Der Ehemann wurde nach dem Beitritt der neuen Bundesländer Geschäftsführer der Nachfolgegesellschaft seines früheren Arbeitgebers. Zum Zeitpunkt der Ehescheidung erzielte er ein monatliches Einkommen i.H.v. 4.851,52 EUR.

Erstinstanzlich wurde er im Ehescheidungsverbundverfahren verurteilt, an die Ehefrau ab Rechtskraft der Ehescheidung monatlichen Unterhalt i.H.v. 1.116,00 EUR zu zahlen. Die Berufung des Ehemannes, mit der er eine Befristung des nachehelichen Unterhalts auf die Zeit bis einschließlich 2006 begehrte, wurde vom OLG zurückgewiesen. Hiergegen richtete sich die zugelassene Revision des Ehemannes.

 

Entscheidung

Die Revision führte zur Aufhebung des Urteils und zur Zurückverweisung an das Berufungsgericht.

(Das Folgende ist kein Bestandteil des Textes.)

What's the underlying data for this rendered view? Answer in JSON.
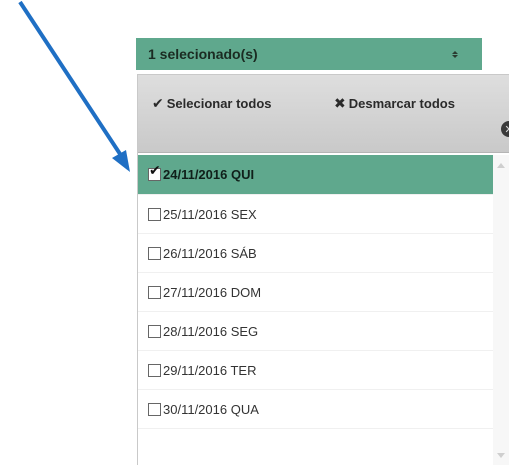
{
  "select": {
    "summary": "1 selecionado(s)"
  },
  "header": {
    "select_all_label": "Selecionar todos",
    "deselect_all_label": "Desmarcar todos"
  },
  "options": [
    {
      "label": "24/11/2016 QUI",
      "checked": true
    },
    {
      "label": "25/11/2016 SEX",
      "checked": false
    },
    {
      "label": "26/11/2016 SÁB",
      "checked": false
    },
    {
      "label": "27/11/2016 DOM",
      "checked": false
    },
    {
      "label": "28/11/2016 SEG",
      "checked": false
    },
    {
      "label": "29/11/2016 TER",
      "checked": false
    },
    {
      "label": "30/11/2016 QUA",
      "checked": false
    }
  ],
  "colors": {
    "accent": "#5fa88d",
    "annotation_arrow": "#1f6fc4"
  },
  "icons": {
    "select_all": "check-icon",
    "deselect_all": "x-icon",
    "close": "close-circle-icon",
    "toggle": "up-down-arrows-icon"
  }
}
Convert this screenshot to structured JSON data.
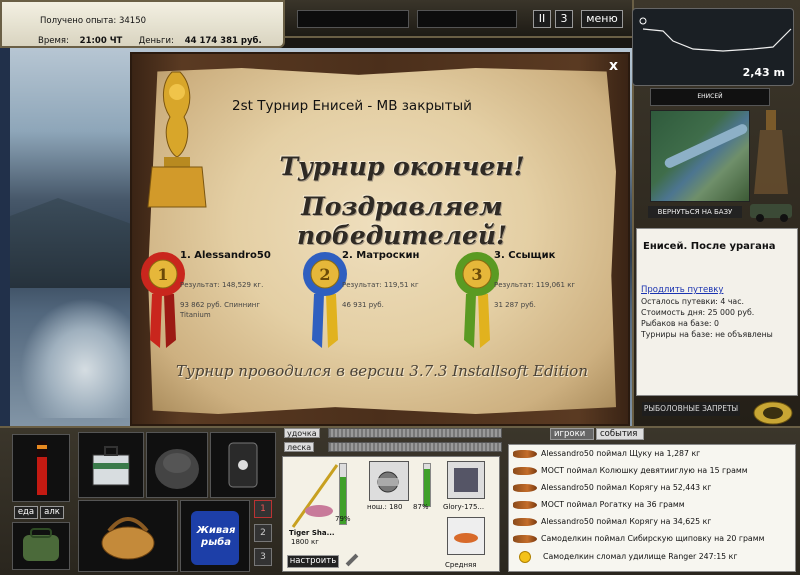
{
  "stats": {
    "experience_label": "Получено опыта:",
    "experience_value": "34150",
    "time_label": "Время:",
    "time_value": "21:00 ЧТ",
    "money_label": "Деньги:",
    "money_value": "44 174 381 руб."
  },
  "topbar": {
    "pause_label": "II",
    "speed_label": "3",
    "menu_label": "меню"
  },
  "depth": {
    "value": "2,43 m"
  },
  "location_map": {
    "title": "ЕНИСЕЙ",
    "back_label": "ВЕРНУТЬСЯ НА БАЗУ"
  },
  "info": {
    "title": "Енисей. После урагана",
    "extend_link": "Продлить путевку",
    "remaining": "Осталось путевки: 4 час.",
    "cost": "Стоимость дня: 25 000 руб.",
    "fishers": "Рыбаков на базе: 0",
    "tournaments": "Турниры на базе: не объявлены",
    "bans_label": "РЫБОЛОВНЫЕ ЗАПРЕТЫ"
  },
  "dialog": {
    "close_label": "x",
    "title": "2st Турнир Енисей - МВ закрытый",
    "line1": "Турнир окончен!",
    "line2": "Поздравляем победителей!",
    "winners": [
      {
        "rank": "1",
        "name": "1. Alessandro50",
        "result": "Результат: 148,529 кг.",
        "prize": "93 862 руб. Спиннинг Titanium",
        "color": "#c9261d"
      },
      {
        "rank": "2",
        "name": "2. Матроскин",
        "result": "Результат: 119,51 кг",
        "prize": "46 931 руб.",
        "color": "#2f5fc0"
      },
      {
        "rank": "3",
        "name": "3. Ссыщик",
        "result": "Результат: 119,061 кг",
        "prize": "31 287 руб.",
        "color": "#5a9a22"
      }
    ],
    "footer": "Турнир проводился в версии 3.7.3 Installsoft Edition"
  },
  "bottom": {
    "eat_label": "еда",
    "alc_label": "алк",
    "bucket_text": "Живая рыба",
    "slot_numbers": [
      "1",
      "2",
      "3"
    ],
    "rod_label": "удочка",
    "line_label": "леска",
    "rod_name": "Tiger Sha...",
    "rod_weight": "1800 кг",
    "rod_percent": "79%",
    "reel_info": "нош.: 180",
    "reel_percent": "87%",
    "bait_name": "Glory-175...",
    "lure_label": "Средняя",
    "setup_label": "настроить"
  },
  "tabs": [
    "игроки",
    "события"
  ],
  "log": [
    "Alessandro50 поймал Щуку на 1,287 кг",
    "МОСТ поймал Колюшку девятииглую на 15 грамм",
    "Alessandro50 поймал Корягу на 52,443 кг",
    "МОСТ поймал Рогатку на 36 грамм",
    "Alessandro50 поймал Корягу на 34,625 кг",
    "Самоделкин поймал Сибирскую щиповку на 20 грамм",
    "Самоделкин сломал удилище Ranger 247:15 кг"
  ]
}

Der BGH rügte, dass das OLG eine Begrenzung des Aufstockungsunterhalts mit der Begründung versagt hatte, dass eine solche schon im Hinblick auf die Ehedauer von mehr als 20 Jahren ausscheide und der Ehemann nicht hinreichend dargelegt habe, dass eine Abweichung vom Regelfall geboten sei.

Der nacheheliche Unterhalt solle - dies könne schon aus der Entstehungsgeschichte der §§ 1573 Abs. 5 und 1578 Abs. 1 S. 2 BGB hergeleitet werden - in erster Linie ehebedingt entstandene Nachteile des unterhaltsberechtigten Ehegatten ausgleichen. Hierbei sei zu differenzieren zwischen dem Aufstockungsunterhalt und den anderen Unterhaltstatbeständen. Der Aufstockungsunterhalt verschaffe dem unterhaltsberechtigten Ehegatten dem Grunde nach einen Anspruch auf Teilhabe an dem während der Ehe erreichten Lebensstandard, bei den anderen Unterhaltstatbeständen sei auf den Ausgleich ehebedingter Nachteile abzustellen.

Die Ehedauer sei eines von mehreren Kriterien für die Billigkeitsentscheidung. Zusätzlich sei jedoch das Alter der Parteien zu berücksichtigen, da die Ehefrau bei Rechtshängigkeit des Scheidungsantrages erst 41 Jahre alt gewesen und es deshalb unter Berücksichtigung aller übrigen Umstände für sie leichter sei, die Lebensverhältnisse der früheren Ehegatten wieder zu entflechten, da die Parteien sehr jung geheiratet hätten und trotz 20-jähriger Ehe noch in der ersten Hälfte ihres Berufslebens stünden.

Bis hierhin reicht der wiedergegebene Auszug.